"What's Up with the Moon?"
Since the last of the Apollo missions successfully explored the Moon more than thirty-five years ago, we haven't been back there to visit in person. Since then, though, unmanned spacecraft have explored the Moon, and, more recently, several nations are contemplating piloted missions to the Moon. In the interim, astronomers and engineers are re-evaluating some of the original Apollo observations and subsequent visual data about the Moon in light of accumulating reports that our nearest neighbor in outer space may still hold a few celestial secrets. For example, just what causes peculiar changes in light and shadow observed on the Moon? Are these phenomena for real? Do they pose a threat to future visits to the Moon? Pertinent observations and data are presented for you to answer these questions for yourself.
Roy Kaelin (B.S., Geology, University of Illinois at Urbana-Champaign, 1978; M.B.A., Iowa State University, 1984) brings to The Cleveland Museum of Natural History (CMNH) a background of teaching astronomy and other natural sciences at Loyola and DePaul universities and valuable administrative and sky-show experience from his years at Chicago's Adler Planetarium.
As Manager of Astronomy Education at CMNH, Roy joined the Astronomy Department at the start of 2007 to head up efforts to augment its educational offerings in astronomy, to enhance the production of sky shows presented at its Shafran Planetarium, and to establish a steady program of observation and imaging from its Mueller Observatory.
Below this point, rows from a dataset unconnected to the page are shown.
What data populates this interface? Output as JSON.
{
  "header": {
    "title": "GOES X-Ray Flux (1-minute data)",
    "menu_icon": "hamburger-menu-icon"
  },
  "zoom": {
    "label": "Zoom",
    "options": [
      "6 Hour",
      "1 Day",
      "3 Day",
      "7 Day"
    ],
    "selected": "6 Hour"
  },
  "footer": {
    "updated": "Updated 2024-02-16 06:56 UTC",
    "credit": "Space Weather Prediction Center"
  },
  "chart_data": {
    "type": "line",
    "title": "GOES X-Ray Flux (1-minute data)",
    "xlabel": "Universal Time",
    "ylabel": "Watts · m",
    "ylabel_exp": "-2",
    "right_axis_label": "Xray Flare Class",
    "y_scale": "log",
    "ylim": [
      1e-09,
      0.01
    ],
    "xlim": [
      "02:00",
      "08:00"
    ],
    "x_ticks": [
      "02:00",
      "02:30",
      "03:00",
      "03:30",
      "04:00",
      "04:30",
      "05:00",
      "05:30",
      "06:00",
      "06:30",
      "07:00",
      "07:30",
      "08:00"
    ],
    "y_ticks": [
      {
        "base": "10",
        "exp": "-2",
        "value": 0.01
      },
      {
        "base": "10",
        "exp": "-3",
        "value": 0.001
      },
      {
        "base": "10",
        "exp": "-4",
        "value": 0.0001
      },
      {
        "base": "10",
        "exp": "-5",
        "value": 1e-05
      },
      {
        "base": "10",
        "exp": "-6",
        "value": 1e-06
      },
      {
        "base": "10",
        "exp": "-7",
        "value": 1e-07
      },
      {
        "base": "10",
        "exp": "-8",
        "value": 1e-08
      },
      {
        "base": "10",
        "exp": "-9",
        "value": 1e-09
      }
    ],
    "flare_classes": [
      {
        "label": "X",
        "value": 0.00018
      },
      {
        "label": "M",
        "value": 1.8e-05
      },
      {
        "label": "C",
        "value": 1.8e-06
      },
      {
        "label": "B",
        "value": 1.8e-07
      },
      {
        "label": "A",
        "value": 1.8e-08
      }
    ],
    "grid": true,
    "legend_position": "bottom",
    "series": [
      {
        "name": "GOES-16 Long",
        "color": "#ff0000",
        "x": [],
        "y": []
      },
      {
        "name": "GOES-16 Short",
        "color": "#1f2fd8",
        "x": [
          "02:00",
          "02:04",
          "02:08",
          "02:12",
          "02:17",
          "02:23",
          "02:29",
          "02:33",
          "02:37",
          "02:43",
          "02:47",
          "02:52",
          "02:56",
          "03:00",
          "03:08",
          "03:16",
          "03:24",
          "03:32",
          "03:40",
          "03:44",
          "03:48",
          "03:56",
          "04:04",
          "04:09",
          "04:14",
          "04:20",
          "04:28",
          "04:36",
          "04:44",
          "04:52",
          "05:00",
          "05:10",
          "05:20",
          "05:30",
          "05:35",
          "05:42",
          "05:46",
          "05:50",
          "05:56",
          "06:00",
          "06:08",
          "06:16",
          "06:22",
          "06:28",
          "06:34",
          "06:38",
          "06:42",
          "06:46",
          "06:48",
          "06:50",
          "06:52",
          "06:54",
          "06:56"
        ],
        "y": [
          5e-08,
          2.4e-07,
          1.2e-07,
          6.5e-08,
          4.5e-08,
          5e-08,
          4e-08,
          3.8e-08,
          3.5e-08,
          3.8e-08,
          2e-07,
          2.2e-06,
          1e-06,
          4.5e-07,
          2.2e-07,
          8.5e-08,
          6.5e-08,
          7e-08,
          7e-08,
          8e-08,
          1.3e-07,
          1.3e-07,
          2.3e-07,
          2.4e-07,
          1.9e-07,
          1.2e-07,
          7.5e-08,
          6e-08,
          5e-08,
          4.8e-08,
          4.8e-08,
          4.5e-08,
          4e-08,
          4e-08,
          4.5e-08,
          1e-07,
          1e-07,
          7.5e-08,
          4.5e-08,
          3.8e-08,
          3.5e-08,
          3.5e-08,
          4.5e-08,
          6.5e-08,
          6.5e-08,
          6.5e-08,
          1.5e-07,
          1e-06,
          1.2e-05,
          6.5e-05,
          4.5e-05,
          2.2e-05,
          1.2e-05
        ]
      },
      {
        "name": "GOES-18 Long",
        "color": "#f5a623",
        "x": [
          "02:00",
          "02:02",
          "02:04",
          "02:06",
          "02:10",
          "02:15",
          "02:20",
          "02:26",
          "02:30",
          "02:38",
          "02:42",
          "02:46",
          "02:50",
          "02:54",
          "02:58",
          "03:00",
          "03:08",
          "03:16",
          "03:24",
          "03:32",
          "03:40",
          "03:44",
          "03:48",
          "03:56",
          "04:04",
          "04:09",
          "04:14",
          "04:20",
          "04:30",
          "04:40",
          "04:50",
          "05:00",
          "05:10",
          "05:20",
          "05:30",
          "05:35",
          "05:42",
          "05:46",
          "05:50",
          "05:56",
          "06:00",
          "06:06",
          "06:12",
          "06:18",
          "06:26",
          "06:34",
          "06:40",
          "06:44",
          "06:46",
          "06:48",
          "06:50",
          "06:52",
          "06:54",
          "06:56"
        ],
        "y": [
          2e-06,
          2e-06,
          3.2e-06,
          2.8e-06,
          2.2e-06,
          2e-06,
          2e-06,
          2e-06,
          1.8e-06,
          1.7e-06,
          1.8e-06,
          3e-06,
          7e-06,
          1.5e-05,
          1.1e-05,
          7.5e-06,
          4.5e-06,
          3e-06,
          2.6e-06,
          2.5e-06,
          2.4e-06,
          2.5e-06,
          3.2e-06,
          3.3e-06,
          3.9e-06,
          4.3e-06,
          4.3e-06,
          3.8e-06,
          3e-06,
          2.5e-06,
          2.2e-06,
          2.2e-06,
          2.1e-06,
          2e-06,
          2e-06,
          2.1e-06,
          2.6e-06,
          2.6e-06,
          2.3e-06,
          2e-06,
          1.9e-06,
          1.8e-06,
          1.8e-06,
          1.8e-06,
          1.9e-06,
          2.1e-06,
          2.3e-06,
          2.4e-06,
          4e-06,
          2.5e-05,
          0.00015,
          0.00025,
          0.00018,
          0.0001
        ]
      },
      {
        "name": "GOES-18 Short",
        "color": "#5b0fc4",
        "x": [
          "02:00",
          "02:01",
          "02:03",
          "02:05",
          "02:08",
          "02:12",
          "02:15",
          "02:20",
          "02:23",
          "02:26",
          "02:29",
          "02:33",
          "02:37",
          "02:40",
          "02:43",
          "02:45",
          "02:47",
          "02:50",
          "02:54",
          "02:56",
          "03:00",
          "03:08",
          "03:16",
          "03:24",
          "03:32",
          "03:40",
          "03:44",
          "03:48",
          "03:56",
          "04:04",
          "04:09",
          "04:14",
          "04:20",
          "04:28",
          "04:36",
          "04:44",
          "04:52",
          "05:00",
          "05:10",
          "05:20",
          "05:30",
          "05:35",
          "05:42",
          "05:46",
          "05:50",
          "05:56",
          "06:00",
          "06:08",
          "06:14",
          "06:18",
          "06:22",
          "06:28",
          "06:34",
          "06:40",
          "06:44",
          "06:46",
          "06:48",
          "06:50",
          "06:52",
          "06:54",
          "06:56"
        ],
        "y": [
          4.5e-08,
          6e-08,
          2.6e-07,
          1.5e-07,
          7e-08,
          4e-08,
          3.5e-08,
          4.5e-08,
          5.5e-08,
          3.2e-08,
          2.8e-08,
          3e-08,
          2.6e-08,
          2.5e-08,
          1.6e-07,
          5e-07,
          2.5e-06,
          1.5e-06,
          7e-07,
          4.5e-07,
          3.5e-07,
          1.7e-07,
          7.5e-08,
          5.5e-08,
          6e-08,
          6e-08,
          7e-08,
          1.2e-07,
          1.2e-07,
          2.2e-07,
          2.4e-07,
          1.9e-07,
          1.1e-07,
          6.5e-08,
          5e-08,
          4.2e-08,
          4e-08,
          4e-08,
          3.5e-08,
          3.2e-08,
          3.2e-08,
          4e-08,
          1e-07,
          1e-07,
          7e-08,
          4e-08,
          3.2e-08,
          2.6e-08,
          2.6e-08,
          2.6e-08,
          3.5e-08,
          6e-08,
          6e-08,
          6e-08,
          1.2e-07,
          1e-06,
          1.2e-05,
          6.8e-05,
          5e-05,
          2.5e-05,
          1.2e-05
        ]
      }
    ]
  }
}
Roy also conducts an astronomy seminar at Case Western Reserve University.
Roy is an active member and an elected Fellow of the Great Lakes Planetarium Association, a member of the Cleveland Regional Association of Planetariums, a member of the governing board of the Cleveland Astronomical Society, and is also a sustaining member of the Association of Lunar and Planetary Observers.
A native of Illinois, Roy enjoys encouraging his astronomy students to appreciate the splendors of the night sky from Midwestern locales. Too, he's written popular and scientific articles on observational astronomy, telescope construction, and planet classification. He is also the author of The Star Machine and Other Tales, a collection of science fiction stories released in 2005.